Q. What do Mark Twain, Clint Eastwood and Bernie Madoff have in common?
A. They all tell tales of the path from mistrust to corruption.
In 1879, Harper’s Monthly published Mark Twain’s wry tale The Man that Corrupted Hadleyburg—a dark, cynical sketch of a town whose pride rested on its reputation for incorruptibility. A stranger manipulates that pride into corruption, and makes the town the cause of its own ruin.
The Wikipedia summary makes for eerie reading in these past-Madoff days.
94 years later, Clint Eastwood channeled the same stranger/corruption theme in High Plains Drifter, his second directorial effort. Elizabeth Abele’s review nails it:
…not only is there little difference between the law and the bad guys, but the "good, decent people" [of Lago, Arizona] do not appear deserving to be saved. In their silence and passivity, they are as guilty as anyone. The approaching outlaws are in many ways a McGuffin. The Stranger’s true adversaries are the townspeople–who simplistically reward the Stranger for his opening slaughter of their hired guns by hiring him as their savior.
Cue the Good Townspeople burned by Bernard Madoff, financial crackhead (I mean "crackhead" in the sense of someone consumed by an ever-growing need for more and more money to feed his insatiable, and growing, need. If the shoe fits…).
Stipulated: Madoff’s a bad man, and many innocent people were harmed.
But a great many other people bear the same kind of responsibility as the citizens of Hadleyburg and Lago.
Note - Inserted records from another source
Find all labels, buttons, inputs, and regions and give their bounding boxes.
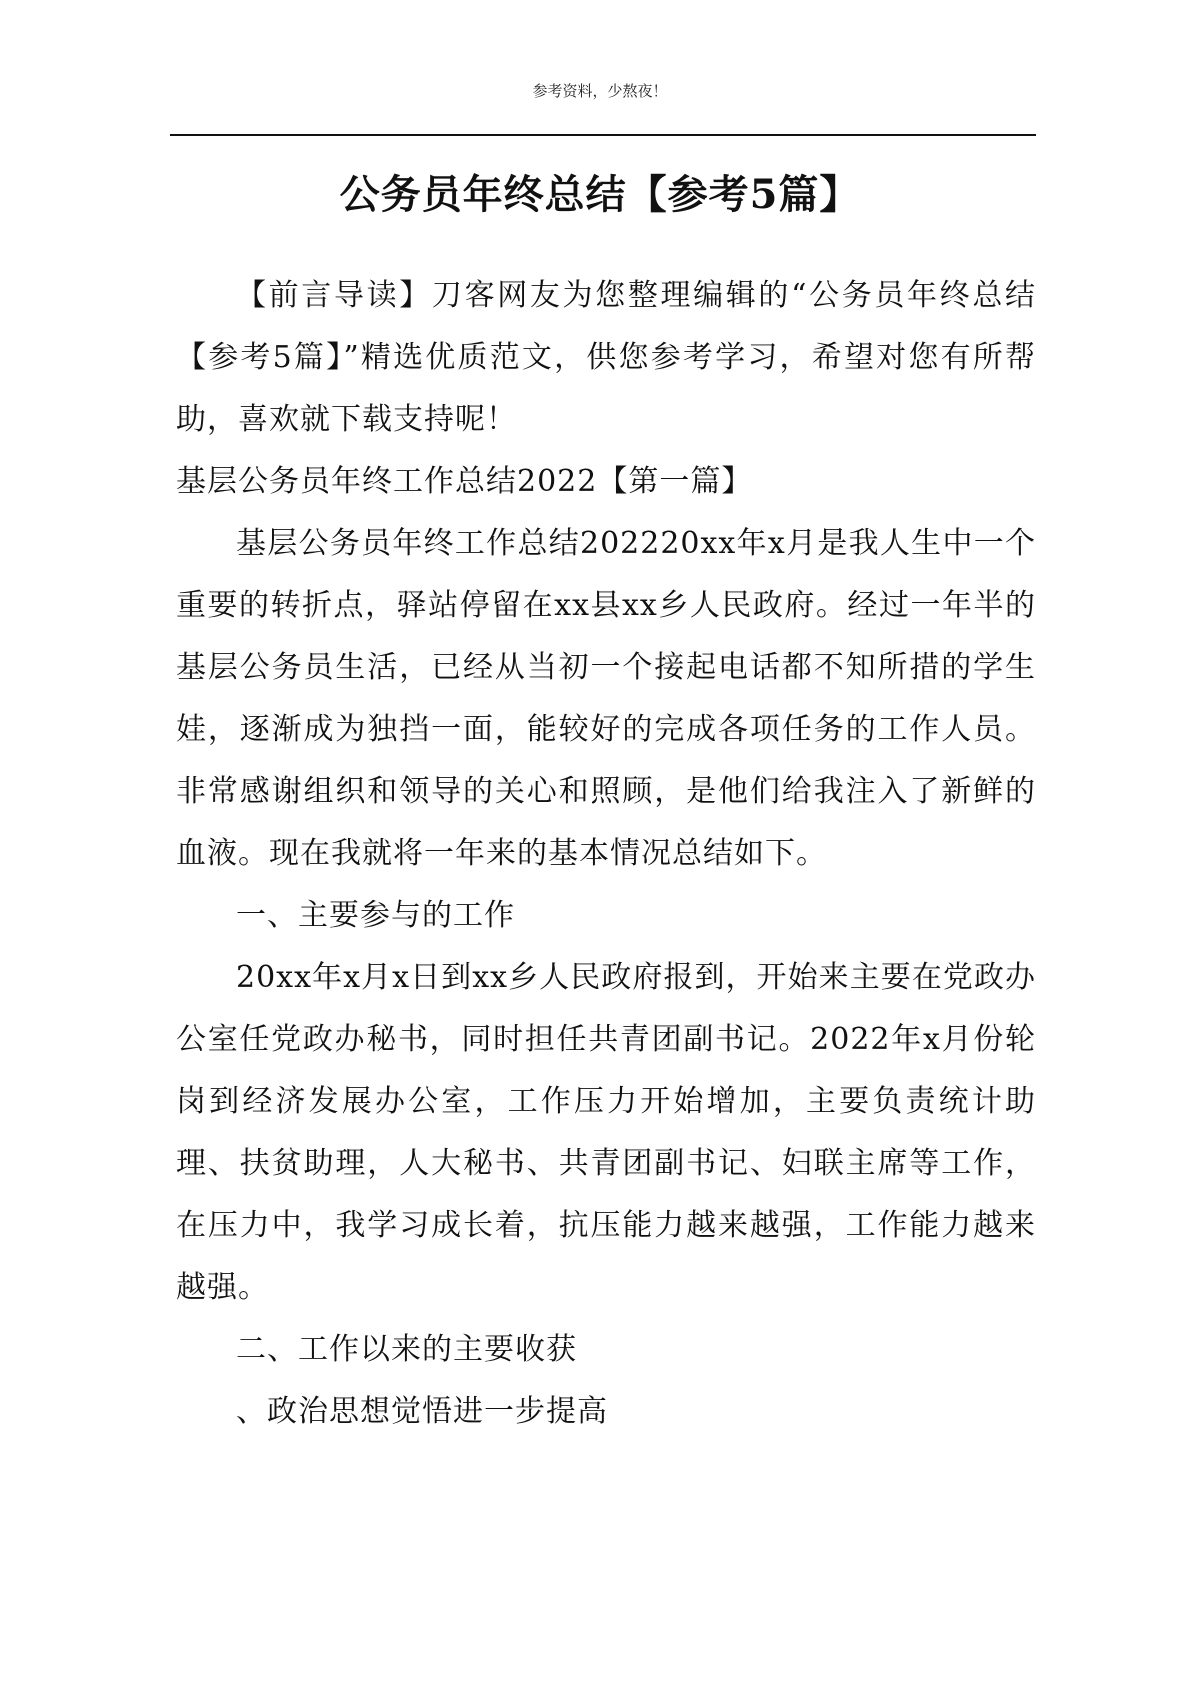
body-paragraph-work: 20xx年x月x日到xx乡人民政府报到，开始来主要在党政办公室任党政办秘书，同时担任共青团副书记。2022年x月份轮岗到经济发展办公室，工作压力开始增加，主要负责统计助理、扶贫助理，人大秘书、共青团副书记、妇联主席等工作，在压力中，我学习成长着，抗压能力越来越强，工作能力越来越强。: [176, 960, 1036, 1305]
document-body: [176, 265, 1036, 1443]
preface-paragraph: 【前言导读】刀客网友为您整理编辑的“公务员年终总结【参考5篇】”精选优质范文，供您参考学习，希望对您有所帮助，喜欢就下载支持呢！: [176, 278, 1036, 437]
subheading-political-awareness: 、政治思想觉悟进一步提高: [236, 1394, 608, 1429]
subheading-main-gains: 二、工作以来的主要收获: [236, 1332, 577, 1367]
subheading-main-work: 一、主要参与的工作: [236, 898, 515, 933]
page-header-note: 参考资料，少熬夜！: [532, 82, 668, 100]
header-divider: [170, 134, 1036, 136]
section-title: 基层公务员年终工作总结2022【第一篇】: [176, 464, 753, 499]
body-paragraph-intro: 基层公务员年终工作总结202220xx年x月是我人生中一个重要的转折点，驿站停留在xx县xx乡人民政府。经过一年半的基层公务员生活，已经从当初一个接起电话都不知所措的学生娃，逐渐成为独挡一面，能较好的完成各项任务的工作人员。非常感谢组织和领导的关心和照顾，是他们给我注入了新鲜的血液。现在我就将一年来的基本情况总结如下。: [176, 526, 1036, 871]
document-title: 公务员年终总结【参考5篇】: [339, 170, 861, 218]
Such as “feeder” funds like Fairfield Greenwich Group , which claimed in writing (and charged greatly) to perform high levels of due diligence on its Madoff investments.
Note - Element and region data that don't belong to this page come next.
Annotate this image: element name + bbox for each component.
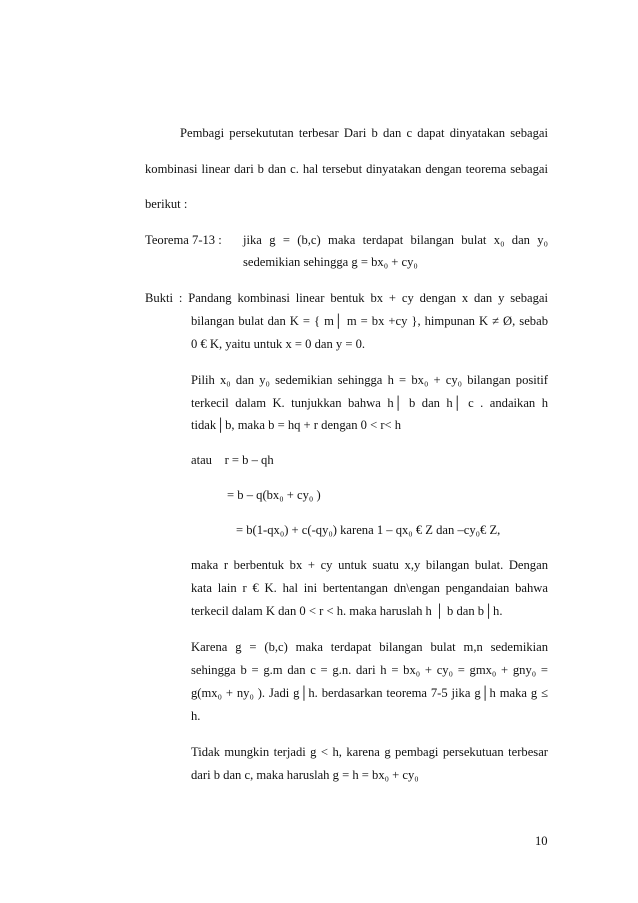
theorem-line-1: jika g = (b,c) maka terdapat bilangan bulat x₀ dan y₀: [243, 233, 548, 247]
theorem-line-2: sedemikian sehingga g = bx₀ + cy₀: [243, 255, 418, 269]
proof-p3-line-1: maka r berbentuk bx + cy untuk suatu x,y bilangan bulat. Dengan: [191, 558, 548, 572]
proof-p4-line-4: h.: [191, 709, 201, 723]
proof-p4-line-2: sehingga b = g.m dan c = g.n. dari h = bx₀ + cy₀ = gmx₀ + gny₀ =: [191, 663, 548, 677]
proof-p4-line-1: Karena g = (b,c) maka terdapat bilangan bulat m,n sedemikian: [191, 640, 548, 654]
proof-p3-line-2: kata lain r € K. hal ini bertentangan dn\engan pengandaian bahwa: [191, 581, 548, 595]
proof-p4-line-3: g(mx₀ + ny₀ ). Jadi g│h. berdasarkan teorema 7-5 jika g│h maka g ≤: [191, 686, 548, 700]
proof-p1-line-2: bilangan bulat dan K = { m│ m = bx +cy }, himpunan K ≠ Ø, sebab: [191, 314, 548, 328]
intro-line-2: kombinasi linear dari b dan c. hal tersebut dinyatakan dengan teorema sebagai: [145, 162, 548, 176]
proof-p1-line-1: Bukti : Pandang kombinasi linear bentuk bx + cy dengan x dan y sebagai: [145, 291, 548, 305]
proof-p3-line-3: terkecil dalam K dan 0 < r < h. maka haruslah h │ b dan b│h.: [191, 604, 503, 618]
intro-line-1: Pembagi persekututan terbesar Dari b dan c dapat dinyatakan sebagai: [180, 126, 548, 140]
proof-p5-line-1: Tidak mungkin terjadi g < h, karena g pembagi persekutuan terbesar: [191, 745, 548, 759]
proof-p1-line-3: 0 € K, yaitu untuk x = 0 dan y = 0.: [191, 337, 366, 351]
theorem-label: Teorema 7-13 :: [145, 233, 222, 247]
equation-line-3: = b(1-qx₀) + c(-qy₀) karena 1 – qx₀ € Z dan –cy₀€ Z,: [236, 523, 501, 537]
proof-p2-line-2: terkecil dalam K. tunjukkan bahwa h│ b dan h│ c . andaikan h: [191, 396, 548, 410]
proof-p2-line-1: Pilih x₀ dan y₀ sedemikian sehingga h = bx₀ + cy₀ bilangan positif: [191, 373, 548, 387]
equation-line-2: = b – q(bx₀ + cy₀ ): [227, 488, 321, 502]
intro-line-3: berikut :: [145, 197, 188, 211]
page-number: 10: [535, 834, 548, 848]
equation-line-1: atau r = b – qh: [191, 453, 274, 467]
proof-p5-line-2: dari b dan c, maka haruslah g = h = bx₀ + cy₀: [191, 768, 419, 782]
proof-p2-line-3: tidak│b, maka b = hq + r dengan 0 < r< h: [191, 418, 402, 432]
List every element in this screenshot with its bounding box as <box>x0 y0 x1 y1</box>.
And how about its sophisticated partners and customers at institutions like Banco Santander and Union Bancaire Privee? Like the Good Townspeople of Lago, it beggars belief that none among them had suspicion skeletons in their closets.
Here’s the roadmap downhill from broken trust.
In Twain’s and Eastwood’s stories, an organization starts out proud of its reputation for rectitude. Then someone descends into venality. It starts with “borrowing” to tide things over the weekend. But–as with any crackhead–it doesn’t stop there.
There comes a critical point when the bad guy is found out. The organization or society of which he is a part can go one way or the other. It can be horrified and reject the miscreant. (Let’s refer to this as the “right thing to do.”)
Or, it can choose “tolerance.” He’s really a good guy, he hasn’t done it before, haven’t we all cheated on our taxes one time or another? Just let it be.
And the crackhead steals the family silver.
Tolerance then leads to cynicism. Hey everyone does it, it’s nothing new, what are you, naïve, don’t you know how things work? Knock it off. It’ll work out.
And the crackhead knocks over a store.
Finally, you end up with corruption. Hey, Bernie’s making a ton for everyone. Not everyone can get in on it, but I know someone who can get you a piece of the deal. Shhh, everyone knows it’s a little “off,” but look at those returns. Waddya, nuts? Just sell a little to your cousin. Hey if you don’t, someone else will. Might as well be you. I’ll be gone, you’ll be gone, what’s the harm. Wink wink, nod nod, know what I mean, know what I mean?
And the crackhead corrupts everyone.
In the Eastwood version, the Stranger renames the town “Hell” as he rides off into the sunset. Twain’s Hadleyburg too gets a name change.
John Wayne didn’t care for this movie (or for Eastwood in general, I suspect). But while John Wayne was hell on bad guys, I’m not sure he knew how to recognize a helltown of crackheads. And just changing the town name won’t do the trick.